# Units for rotational impedance

I'm trying to use the mechanical impedance analogy to describe a spring mass damper system as an electrical circuit.

Mechanical Impedances for linear motion are

$$Z_{lin}(s) = \frac{F(s)}{\dot X(s)} = Ms + B + \frac{K}{s}$$

where M has units of kg, B has units of N-s/m and K has units N/m. The units of mechanical impedance then are N-s/m.

When I translate this to the rotational domain, I start having problems.

Rotational impedance will again be the ratio of an effort (torque) to a flow (rotational velocity).

Similarly, we have

$$Z_{rot}(s) = \frac{\tau(s)}{\omega(s)} = Js + B_{rot} + \frac{K_{rot}}{s}$$

Based on dividing torque by angular velocity, the units of rotational impedance are [N-m-s/rad], or $\frac{ML^2}{T}$. When I try to verify that the units of rotational impedance are consistent, I get

$$J\cdot s = \frac{kg\cdot m^2\cdot rad}{s} = N\cdot m\cdot s \cdot rad = \frac{ML^2}{T}$$

$$B = N\cdot m\cdot\frac{s}{rad} =\frac{ML^2}{T}$$ and $$\frac{K}{s} = \frac{N\cdot m\cdot s}{rad^2}=\frac{ML^2}{T}$$

I can't sleep with all those radians being all over the place! It seems awfully inconsistent to have them in different place and I haven't been able to find any sources on the web or in my textbooks that adequately deal with this since mechanical impedance is such a niche topic. In doing this, I've assumed that the $s$ has units of [rad/s], which some people dislike and just use $s= \frac{1}{T}$ Is there a way for me to make this a little more consistent, possibly by using radians in the units for rotational inertia and the spring constant?

I've also looked at the discussions here:

• You should not use rad/s for $s$. Radians should be avoided at all because it is not actually a unit. If you introduce it to all the other parameters you will mess up everything. So get rid of the radiants and you are done. – MrYouMath Apr 23 '17 at 10:22

The comment by MrYouMath is correct. For the purposes of dimensional analysis, the radian is considered a dimensionless quantity and therefore does not need to be included.
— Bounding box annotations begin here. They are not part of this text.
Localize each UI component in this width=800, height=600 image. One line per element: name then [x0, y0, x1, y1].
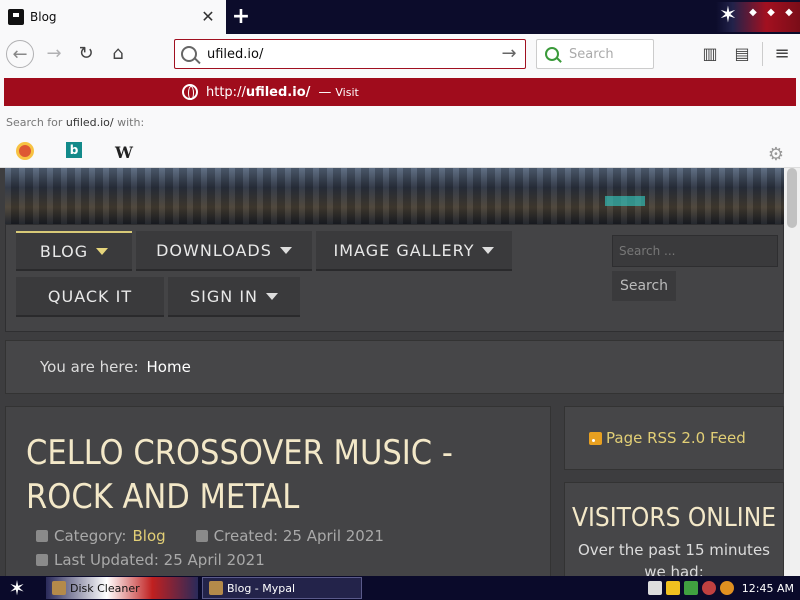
- folder-icon: [36, 530, 48, 542]
- menu-item-label: SIGN IN: [189, 286, 258, 306]
- wikipedia-icon[interactable]: W: [114, 142, 134, 162]
- navigation-toolbar: ← → ↻ ⌂ ufiled.io/ → Search ▥ ▤ ≡: [0, 34, 800, 74]
- start-star-icon[interactable]: ✶: [4, 577, 30, 599]
- header-banner-image: [5, 168, 784, 224]
- mypal-icon: [209, 581, 223, 595]
- menu-item-label: BLOG: [39, 241, 89, 261]
- scrollbar-thumb[interactable]: [787, 168, 797, 228]
- site-search-button[interactable]: Search: [612, 271, 676, 301]
- breadcrumb-label: You are here:: [40, 358, 139, 376]
- web-page: BLOG DOWNLOADS IMAGE GALLERY QUACK IT SI…: [0, 168, 784, 576]
- toolbar-divider: [762, 42, 763, 66]
- suggestion-visit-row[interactable]: http://ufiled.io/ — Visit: [4, 78, 796, 106]
- clock[interactable]: 12:45 AM: [742, 582, 794, 595]
- star-logo-icon: ✶: [718, 3, 738, 28]
- taskbar-item-disk-cleaner[interactable]: Disk Cleaner: [46, 577, 198, 599]
- address-bar[interactable]: ufiled.io/ →: [174, 39, 526, 69]
- back-button[interactable]: ←: [6, 40, 34, 68]
- key-icon[interactable]: [719, 581, 734, 595]
- menu-item-blog[interactable]: BLOG: [16, 231, 132, 271]
- category-label: Category:: [54, 527, 127, 545]
- article-title[interactable]: CELLO CROSSOVER MUSIC - ROCK AND METAL: [26, 431, 546, 519]
- minimize-icon[interactable]: ◆: [748, 8, 758, 18]
- search-for-label: Search for ufiled.io/ with:: [6, 116, 145, 129]
- visitors-text: Over the past 15 minutes we had:: [578, 541, 770, 576]
- suggestion-separator: —: [318, 84, 332, 100]
- taskbar-item-label: Disk Cleaner: [70, 581, 140, 595]
- sidebar-toggle-icon[interactable]: ▤: [732, 44, 752, 64]
- caret-down-icon: [266, 292, 278, 300]
- go-arrow-icon[interactable]: →: [497, 42, 521, 66]
- search-icon: [181, 46, 197, 62]
- taskbar-item-label: Blog - Mypal: [227, 581, 296, 595]
- updated-date: Last Updated: 25 April 2021: [54, 551, 265, 569]
- rss-feed-panel: Page RSS 2.0 Feed: [564, 406, 784, 470]
- maximize-icon[interactable]: ◆: [766, 8, 776, 18]
- url-suggestions-dropdown: http://ufiled.io/ — Visit Search for ufi…: [0, 74, 800, 168]
- disk-cleaner-icon: [52, 581, 66, 595]
- site-main-menu: BLOG DOWNLOADS IMAGE GALLERY QUACK IT SI…: [5, 224, 784, 332]
- caret-down-icon: [279, 246, 292, 254]
- sync-icon[interactable]: [701, 581, 716, 595]
- site-search-input[interactable]: Search ...: [612, 235, 778, 267]
- globe-icon: [182, 84, 198, 100]
- calendar-icon: [36, 554, 48, 566]
- reload-button[interactable]: ↻: [72, 40, 100, 68]
- menu-item-downloads[interactable]: DOWNLOADS: [136, 231, 312, 271]
- network-icon[interactable]: [683, 581, 698, 595]
- forward-button[interactable]: →: [40, 40, 68, 68]
- close-window-icon[interactable]: ◆: [784, 8, 794, 18]
- menu-item-image-gallery[interactable]: IMAGE GALLERY: [316, 231, 512, 271]
- caret-down-icon: [96, 247, 109, 255]
- visitors-title: VISITORS ONLINE: [572, 503, 776, 533]
- search-input[interactable]: Search: [569, 47, 614, 62]
- gear-icon[interactable]: ⚙: [768, 144, 784, 165]
- breadcrumb: You are here: Home: [5, 340, 784, 394]
- shield-icon[interactable]: [665, 581, 680, 595]
- tab-bar: Blog ✕ + ✶ ◆ ◆ ◆: [0, 0, 800, 34]
- rss-icon: [589, 431, 602, 445]
- taskbar-item-browser[interactable]: Blog - Mypal: [202, 577, 362, 599]
- category-link[interactable]: Blog: [132, 527, 165, 545]
- keyboard-icon[interactable]: [647, 581, 662, 595]
- tab-title: Blog: [30, 10, 57, 24]
- hamburger-menu-icon[interactable]: ≡: [772, 44, 792, 64]
- tab-blog[interactable]: Blog ✕: [0, 0, 226, 34]
- breadcrumb-home: Home: [146, 358, 191, 376]
- visitors-online-panel: VISITORS ONLINE Over the past 15 minutes…: [564, 482, 784, 576]
- bing-icon[interactable]: b: [66, 142, 82, 158]
- taskbar: ✶ Disk Cleaner Blog - Mypal 12:45 AM: [0, 576, 800, 600]
- menu-item-label: QUACK IT: [47, 286, 133, 306]
- menu-item-label: IMAGE GALLERY: [333, 240, 475, 260]
- suggestion-action: Visit: [335, 85, 359, 99]
- system-tray: 12:45 AM: [647, 577, 800, 599]
- menu-item-label: DOWNLOADS: [156, 240, 272, 260]
- search-engine-icon[interactable]: [545, 47, 559, 61]
- calendar-icon: [195, 530, 208, 542]
- window-controls: ◆ ◆ ◆: [748, 8, 794, 18]
- site-favicon-icon: [8, 9, 24, 25]
- created-date: Created: 25 April 2021: [213, 527, 384, 545]
- article-meta-updated: Last Updated: 25 April 2021: [36, 551, 265, 569]
- caret-down-icon: [482, 246, 495, 254]
- suggestion-url: http://ufiled.io/: [206, 84, 311, 100]
- home-button[interactable]: ⌂: [104, 40, 132, 68]
- rss-feed-link[interactable]: Page RSS 2.0 Feed: [606, 429, 746, 447]
- duckduckgo-icon[interactable]: [16, 142, 34, 160]
- article-meta-category-created: Category: Blog Created: 25 April 2021: [36, 527, 384, 545]
- article-panel: CELLO CROSSOVER MUSIC - ROCK AND METAL C…: [5, 406, 551, 576]
- page-scrollbar[interactable]: [784, 168, 800, 576]
- close-tab-icon[interactable]: ✕: [198, 7, 218, 27]
- search-bar[interactable]: Search: [536, 39, 654, 69]
- new-tab-button[interactable]: +: [228, 4, 254, 30]
- menu-item-quack-it[interactable]: QUACK IT: [16, 277, 164, 317]
- address-input[interactable]: ufiled.io/: [207, 47, 497, 62]
- menu-item-sign-in[interactable]: SIGN IN: [168, 277, 300, 317]
- library-icon[interactable]: ▥: [700, 44, 720, 64]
This is because the radian is defined by an arc length (L) divided by a radius (also L) to give (L/L). The units of the Laplace domain complex number, $s$, are technically rad/s which, as the OP states, are considered to be $1/T$ for dimensional analysis.

$$J\cdot s = \left[\frac{N\cdot m \cdot s \cdot rad}{rad}\right] = \frac{ML^2}{T}\left(\frac{L}{L}\right)\left(\frac{L}{L}\right) = \frac{ML^2}{T}$$

So from a dimensional analysis perspective we are fine. You can double check the units for the other terms as well.
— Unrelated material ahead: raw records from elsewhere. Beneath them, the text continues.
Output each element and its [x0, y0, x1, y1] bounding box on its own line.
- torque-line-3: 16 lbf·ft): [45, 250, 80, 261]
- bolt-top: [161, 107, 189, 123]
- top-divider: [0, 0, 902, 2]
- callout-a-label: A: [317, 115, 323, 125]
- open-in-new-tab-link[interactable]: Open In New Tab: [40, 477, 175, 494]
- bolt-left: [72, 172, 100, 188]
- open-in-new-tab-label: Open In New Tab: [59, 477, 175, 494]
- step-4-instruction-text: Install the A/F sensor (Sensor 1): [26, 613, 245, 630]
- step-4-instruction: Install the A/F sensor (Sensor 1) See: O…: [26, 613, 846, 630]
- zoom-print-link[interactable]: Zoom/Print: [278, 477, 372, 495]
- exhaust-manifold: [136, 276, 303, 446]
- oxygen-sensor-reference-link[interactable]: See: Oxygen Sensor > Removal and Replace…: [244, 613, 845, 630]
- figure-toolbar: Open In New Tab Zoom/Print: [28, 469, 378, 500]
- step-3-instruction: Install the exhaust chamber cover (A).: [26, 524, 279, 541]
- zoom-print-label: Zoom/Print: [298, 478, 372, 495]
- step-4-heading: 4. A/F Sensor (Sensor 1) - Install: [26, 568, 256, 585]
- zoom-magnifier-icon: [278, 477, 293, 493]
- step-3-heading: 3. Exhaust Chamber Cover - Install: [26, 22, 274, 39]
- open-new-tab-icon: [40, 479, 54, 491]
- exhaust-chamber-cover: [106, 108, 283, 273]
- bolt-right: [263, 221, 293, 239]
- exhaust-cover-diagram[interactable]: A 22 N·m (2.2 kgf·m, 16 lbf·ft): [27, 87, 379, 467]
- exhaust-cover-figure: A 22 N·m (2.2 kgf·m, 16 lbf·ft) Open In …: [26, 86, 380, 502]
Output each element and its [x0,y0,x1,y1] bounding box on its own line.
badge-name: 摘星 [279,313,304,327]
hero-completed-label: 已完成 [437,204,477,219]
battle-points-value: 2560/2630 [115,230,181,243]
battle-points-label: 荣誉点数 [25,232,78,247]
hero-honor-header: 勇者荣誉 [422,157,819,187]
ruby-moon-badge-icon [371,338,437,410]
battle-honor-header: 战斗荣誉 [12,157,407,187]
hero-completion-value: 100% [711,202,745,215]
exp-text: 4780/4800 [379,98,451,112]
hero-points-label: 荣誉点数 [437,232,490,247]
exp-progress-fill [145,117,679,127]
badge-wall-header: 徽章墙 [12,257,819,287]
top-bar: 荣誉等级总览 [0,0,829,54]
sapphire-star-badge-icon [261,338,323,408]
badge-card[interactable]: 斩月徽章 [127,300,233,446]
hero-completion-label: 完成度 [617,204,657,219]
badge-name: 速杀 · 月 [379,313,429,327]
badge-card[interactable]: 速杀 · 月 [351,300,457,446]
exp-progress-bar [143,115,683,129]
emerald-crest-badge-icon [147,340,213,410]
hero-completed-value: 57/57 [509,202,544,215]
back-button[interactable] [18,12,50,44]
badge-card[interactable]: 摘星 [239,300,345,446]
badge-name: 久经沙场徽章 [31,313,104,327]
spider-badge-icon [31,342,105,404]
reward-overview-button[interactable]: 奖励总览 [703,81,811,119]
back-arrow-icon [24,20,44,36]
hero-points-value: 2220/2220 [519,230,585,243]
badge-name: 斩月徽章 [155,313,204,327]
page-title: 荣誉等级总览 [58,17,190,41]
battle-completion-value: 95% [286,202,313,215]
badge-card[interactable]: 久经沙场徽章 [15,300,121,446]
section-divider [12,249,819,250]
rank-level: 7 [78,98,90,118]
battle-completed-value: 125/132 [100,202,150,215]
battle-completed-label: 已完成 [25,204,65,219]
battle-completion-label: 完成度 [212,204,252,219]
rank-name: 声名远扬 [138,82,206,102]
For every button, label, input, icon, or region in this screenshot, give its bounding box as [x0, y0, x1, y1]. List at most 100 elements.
Mathematically, radians are often ignored/assumed because they are so convenient (you don't end up with a bunch of constant factors in your equations). In engineering, radians serve mostly as a reminder that we are using them instead of degrees! So you can ignore them until you are figuring out what the units of your final answer are.

## Mechanical impedance to blame?

The reason that the units don't work out has nothing to due with the fact that this is a mechanical system. Check out the units for the transfer function of an RLC circuit:

$$\frac{V}{I} = Ls + R + \left(\frac{1}{C}\right)\frac{1}{s}$$

$$\left[ \frac{kg\cdot m^2}{s^3 \cdot A^2}\right] = \left[\frac{kg \cdot m^2}{s^2 \cdot A^2}\right]\cdot\left[\frac{rad}{s}\right] + \left[\frac{kg\cdot m^2}{s^3\cdot A^2}\right] + \left[\frac{kg\cdot m^2}{s^3\cdot A^2}\right]\cdot\left[\frac{s}{rad}\right]$$

Notice once again those pesky radians sticking their noses where they don't belong! In all seriousness though, you will see this "problem" regardless of what domain you work in.

The fact of the matter is simply this: when doing unit analysis in the Laplace domain (transfer functions, etc.), ignore the radian units for the complex number $s$. If you do this, the units will work out as long as you use consistent units for your physical constants $J$, $B$ and $K$ (you'll have to check it for the mechanical system yourself, I've wasted far too much time at work already).

Final note: Just remember that when you do your frequency analysis the units of frequency are still rad/s (because we use $\sin{\omega t}$ instead of $\sin{2\pi ft}$).